Por meio das simulações do funcionamento das instituições do Estado, os alunos puderam se colocar no lugar dos gestores, compreendendo o papel da democracia e da garantia de direitos na tomada de decisões, seja por um juiz, pela Presidência da República ou pelo Congresso Nacional.

Para os organizadores, os estudantes, ao defenderem seus pontos de vista, puderam assimilar conceitos fundamentais de direitos humanos, que permearam todos os debates. Exemplo disso foi a manifestação de uma aluna em simulação sobre o Poder Legislativo, quando convidada a debater sobre a possibilidade de a maioria, pelo voto, retirar de uma população o direito de expressar de algum modo sua cultura: “Não.
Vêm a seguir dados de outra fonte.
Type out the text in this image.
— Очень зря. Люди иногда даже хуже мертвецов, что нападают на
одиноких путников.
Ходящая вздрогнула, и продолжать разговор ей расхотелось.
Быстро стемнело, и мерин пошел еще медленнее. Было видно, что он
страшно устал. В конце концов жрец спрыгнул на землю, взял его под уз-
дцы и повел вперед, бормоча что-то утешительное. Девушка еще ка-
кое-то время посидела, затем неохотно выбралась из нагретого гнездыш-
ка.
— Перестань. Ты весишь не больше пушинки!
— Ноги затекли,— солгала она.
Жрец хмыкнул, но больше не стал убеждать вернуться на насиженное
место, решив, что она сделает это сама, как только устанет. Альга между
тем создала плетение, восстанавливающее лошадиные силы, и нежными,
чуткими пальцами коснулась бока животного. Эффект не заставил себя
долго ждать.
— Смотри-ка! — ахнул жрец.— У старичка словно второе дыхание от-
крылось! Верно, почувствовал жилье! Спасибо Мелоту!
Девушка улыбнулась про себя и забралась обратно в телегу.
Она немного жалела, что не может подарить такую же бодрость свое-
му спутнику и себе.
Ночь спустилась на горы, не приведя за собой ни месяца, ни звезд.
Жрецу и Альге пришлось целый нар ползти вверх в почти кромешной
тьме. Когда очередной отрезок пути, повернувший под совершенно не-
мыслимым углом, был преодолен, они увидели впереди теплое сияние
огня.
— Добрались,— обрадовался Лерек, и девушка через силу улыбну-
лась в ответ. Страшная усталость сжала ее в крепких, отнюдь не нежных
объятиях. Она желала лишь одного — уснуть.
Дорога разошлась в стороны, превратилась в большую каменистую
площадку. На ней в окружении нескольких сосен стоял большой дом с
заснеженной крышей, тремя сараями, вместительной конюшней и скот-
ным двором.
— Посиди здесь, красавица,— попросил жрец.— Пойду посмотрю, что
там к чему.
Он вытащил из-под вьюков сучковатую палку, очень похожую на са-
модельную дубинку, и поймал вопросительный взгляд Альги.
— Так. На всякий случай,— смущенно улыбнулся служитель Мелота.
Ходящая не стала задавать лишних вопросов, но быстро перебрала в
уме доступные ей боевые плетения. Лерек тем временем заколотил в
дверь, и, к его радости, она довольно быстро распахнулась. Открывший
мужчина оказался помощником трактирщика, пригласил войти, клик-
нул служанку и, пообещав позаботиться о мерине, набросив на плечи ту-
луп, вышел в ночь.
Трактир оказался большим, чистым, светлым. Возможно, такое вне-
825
Expressão cultural é um direito humano, portanto a maioria não decide sobre ele; ele existe e pronto”, afirmou, em conclusão, que segundo a equipe do Pé na Escola, expressou o puro pensamento jurídico. “A simplicidade e a beleza dessa afirmação nos mostra o quanto a Educação em Direitos propicia que os Direitos Humanos sejam vistos com a naturalidade que lhes deve ser própria”, afirmaram os organizadores.

“Multiplicar essas reflexões pelos espaços educativos Brasil afora é o objetivo e a motivação do Pé na Escola, para que crianças e jovens se sintam empoderados para realizar a mudança que querem ver no mundo, valorizando a democracia e suas instituições e convencidos de que os Direitos Humanos “são as garantias mínimas que precisamos para viver e ser feliz”, como dito por um aluno ao final das oficinas”, afirma a equipe da iniciativa.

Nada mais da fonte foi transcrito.